PETROL VE YAKIT KORKUSU
Saldırıdan hemen sonra, İsrail’in İran’ın petrol altyapısını hedef alabileceği söylentileri yayılmaya başladı. Bu haberlerle birlikte birçok İranlı, benzin istasyonlarına akın ederek yakıt sıkıntısı yaşanacağı korkusuyla uzun kuyruklar oluşturdu.
DİPLOMASİ UMUTLARI AZALIYOR
Füze saldırıları, diplomatik ilerlemeler için bir umut ışığı olduğu düşünülen bir dönemde gerçekleşti. Cumhurbaşkanı Mesud Pezekşiyan’ın seçilmesi, gerilimi azaltmaya yönelik adımlar atılabileceği beklentisini yaratmıştı. Ancak bu son gelişme, diplomasiyi daha da zorlaştırarak çatışma riskini artırdı. Bir sosyal medya kullanıcısı, “Bu saldırı diplomasiden uzaklaştırıp çatışmaya sürüklüyor” yorumunu yaptı.

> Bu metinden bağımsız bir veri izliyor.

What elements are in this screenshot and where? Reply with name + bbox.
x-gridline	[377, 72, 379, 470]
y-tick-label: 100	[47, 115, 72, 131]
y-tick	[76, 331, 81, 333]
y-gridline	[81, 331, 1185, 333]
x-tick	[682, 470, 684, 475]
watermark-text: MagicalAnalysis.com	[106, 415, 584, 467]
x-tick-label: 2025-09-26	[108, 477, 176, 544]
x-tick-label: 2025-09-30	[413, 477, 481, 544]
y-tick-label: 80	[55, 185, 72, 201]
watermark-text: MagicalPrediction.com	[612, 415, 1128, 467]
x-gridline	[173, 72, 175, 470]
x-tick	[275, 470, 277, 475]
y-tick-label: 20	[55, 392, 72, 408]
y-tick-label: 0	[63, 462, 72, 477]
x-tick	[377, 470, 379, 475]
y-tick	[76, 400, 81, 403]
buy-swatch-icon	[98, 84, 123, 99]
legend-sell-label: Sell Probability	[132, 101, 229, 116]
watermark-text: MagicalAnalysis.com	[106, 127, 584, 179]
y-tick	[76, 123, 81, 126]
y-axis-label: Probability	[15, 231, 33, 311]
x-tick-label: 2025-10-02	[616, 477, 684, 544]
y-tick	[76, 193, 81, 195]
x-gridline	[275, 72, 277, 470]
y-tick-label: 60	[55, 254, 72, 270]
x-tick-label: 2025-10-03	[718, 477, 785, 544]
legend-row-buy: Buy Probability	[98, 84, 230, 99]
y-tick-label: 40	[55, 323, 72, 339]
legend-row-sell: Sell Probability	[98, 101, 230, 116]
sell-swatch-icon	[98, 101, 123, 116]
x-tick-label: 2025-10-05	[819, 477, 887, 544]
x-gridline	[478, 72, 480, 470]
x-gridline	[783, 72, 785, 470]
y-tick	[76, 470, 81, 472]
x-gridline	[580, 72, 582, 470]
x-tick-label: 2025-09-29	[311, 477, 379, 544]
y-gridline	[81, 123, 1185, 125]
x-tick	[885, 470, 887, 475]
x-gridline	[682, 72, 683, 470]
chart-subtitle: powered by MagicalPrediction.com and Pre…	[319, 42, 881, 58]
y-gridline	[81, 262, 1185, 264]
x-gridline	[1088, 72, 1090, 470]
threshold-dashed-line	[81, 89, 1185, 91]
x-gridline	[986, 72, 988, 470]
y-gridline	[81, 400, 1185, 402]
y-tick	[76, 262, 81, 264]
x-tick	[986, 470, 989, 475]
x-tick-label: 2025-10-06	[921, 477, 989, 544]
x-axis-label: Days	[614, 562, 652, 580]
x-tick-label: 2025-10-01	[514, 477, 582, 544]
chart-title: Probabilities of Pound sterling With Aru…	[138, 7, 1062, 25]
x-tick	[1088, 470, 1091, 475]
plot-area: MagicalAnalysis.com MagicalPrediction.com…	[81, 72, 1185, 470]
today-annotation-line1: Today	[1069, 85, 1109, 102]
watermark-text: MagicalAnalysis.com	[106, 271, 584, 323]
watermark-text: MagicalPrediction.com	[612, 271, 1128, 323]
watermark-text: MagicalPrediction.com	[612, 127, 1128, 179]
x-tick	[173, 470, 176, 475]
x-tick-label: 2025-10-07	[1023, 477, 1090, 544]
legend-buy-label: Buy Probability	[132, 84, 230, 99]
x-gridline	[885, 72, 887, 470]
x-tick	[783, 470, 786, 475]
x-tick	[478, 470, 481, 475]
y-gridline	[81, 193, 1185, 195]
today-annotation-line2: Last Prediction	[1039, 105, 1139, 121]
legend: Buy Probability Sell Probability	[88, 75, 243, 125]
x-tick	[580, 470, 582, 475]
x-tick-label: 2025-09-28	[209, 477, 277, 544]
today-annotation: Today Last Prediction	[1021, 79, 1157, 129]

Genç bir aktivist ise bu tür hamlelerin içerideki reform taleplerinin bastırılmasına bahane olacağından endişelendiğini belirtti. “Kadın, Yaşam, Özgürlük” hareketinin getirdiği toplumsal değişimin, bu yeni gerginliklerle gölgelenmesinden korkuluyor.
SAVAŞ KORKUSU VE REJİM DEĞİŞİMİ ÇAĞRILARI
Bu kez birçok İranlı, İsrail’den güçlü bir misilleme geleceği endişesini taşıyor. Tam kapsamlı bir savaş çıkarsa, İsrail’in gelişmiş askeri kapasitesinin büyük bir yıkıma yol açabileceği korkusu hâkim. Bir sosyal medya yorumcusu, “Kimse savaş istemiyor, yetkililer bile” diyerek genel atmosferi özetledi.
Gerilim artarken, bazı kişiler rejim değişikliği çağrısında bulunmaya başladı. Bir izleyici, “İran’ı kurtarmanın yolu savaş değil, rejimi devirmek” diyerek Batı’ya çağrıda bulundu. Ancak birçok kişi, dış müdahalenin yaratabileceği kaostan kaçınmak ve ülkenin geleceğini kendi içinde çözmek gerektiğine inanıyor.
Bu füze saldırıları, İran’da toplumsal bölünmeleri daha da derinleştirdi. Bir yanda rejimin adımlarını destekleyenler, diğer yanda ise savaş, ekonomik çöküş ve içerideki reform hareketlerinin baskı altında kalmasından endişe duyanlar.